Ontomateria is not about what matter "represents"; it is about what matter knows, how it shapes the way being is felt, imagined, and embodied. Across the works in this exhibition, we encounter copper that breathes, plaster that weeps, shadow that listens, and images that dream themselves into dissolution. These are not metaphors, but precise propositions: that thought is always material, and that existence is never without form.

Each artist, in their singular language, invokes matter not as substrate but as interlocutor—a terrain of excavation and intuition, memory and resistance. The exhibition becomes a field of ontomaterial experiences: porous, vital, unstable, and reflective of a human condition in flux and friction with the world it inhabits.

Stephan Balleux (b. 1974, Brussels) interrogates the limits of perception through illusionistic image construction, confronting the viewer with visual arrangements that disrupt habitual seeing. The materials—whether organic or synthetic—are chosen not for effect, but for their capacity to question the nature of appearance itself. Through layered cultural and historical references—zoology, architecture, cinema, literature—his pieces explore the ontomaterial implications of the image: not only what it shows, but how it materializes perception and reveals the shifting conditions of reality in an era reshaped by algorithms. The image becomes unstable matter—thinking, deceiving, decaying.

Alexandra Leyre Mein (b. 1979, Brussels) sculpts with an emotional intent that transforms every material she touches into a vessel of existential sensation. Her practice confronts fragility and strength, weaving together the organic and the rigid—wax into bronze, plaster against marble. The resulting forms embody ontomaterial tension, speaking of hypersensitivity as an epistemology. They radiate silence and timelessness, offering a luminous vision of humanity—an ontological exposure through matter.

Maryam Najd’s (b. 1965, Tehran) work confronts the ontological weight of imagery through a precise interplay of pictorial force and semantic collage. Her practice brings together depictions of women, nations, colonial iconographies, and art-historical codes to interrogate the very materials through which identity and otherness are constructed. The female figure emerges not as subject, but as site of ontomaterial conflict : where stereotype, history, and personal displacement collide. Her matter is image, charged with power and fracture, embedded with existential urgency and reflective thought. Nadj does not illustrate alterity—she materializes it.
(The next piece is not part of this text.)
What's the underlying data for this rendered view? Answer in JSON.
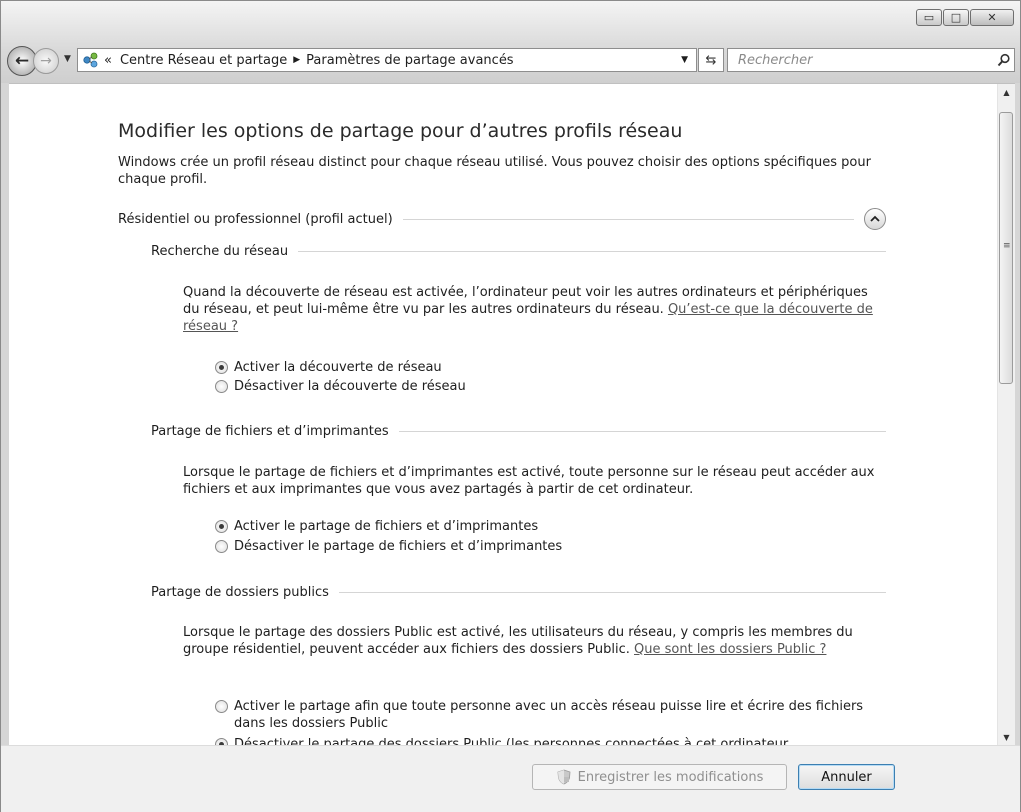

For Ileana Moro (b. 1992, Costa Rica), shadow is substance. Her visual language treats darkness not as absence but as ontological depth, a space where things are not hidden but formed. Her technique embraces intuition, allowing the subconscious to emerge through fluid, open gestures. In her hands, matter becomes meditation—a quiet field in which being is suspended. The works hover between control and release, silence and vibration, presence and withdrawal. In this suspended state, the ontomaterial surface becomes a threshold: not simply what we see, but what silently forms us as we gaze.

For Marius Ritiu (b. 1984, Satu Mare), copper is not just a metal, but a myth in formation. Through repeated processes of shaping and oxidation, he elevates this industrial material into a metaphysical substance, one that breathes between permanence and decay. His forms, meteors, mountains, staircases, vessels, function as thresholds between immanence and transcendence, between earthbound experience and the vastness of cosmic time. In his work, the ontomaterial dimension of copper becomes evident: it speaks of transformation, of elemental resistance, and of the human urge to connect with something larger than itself.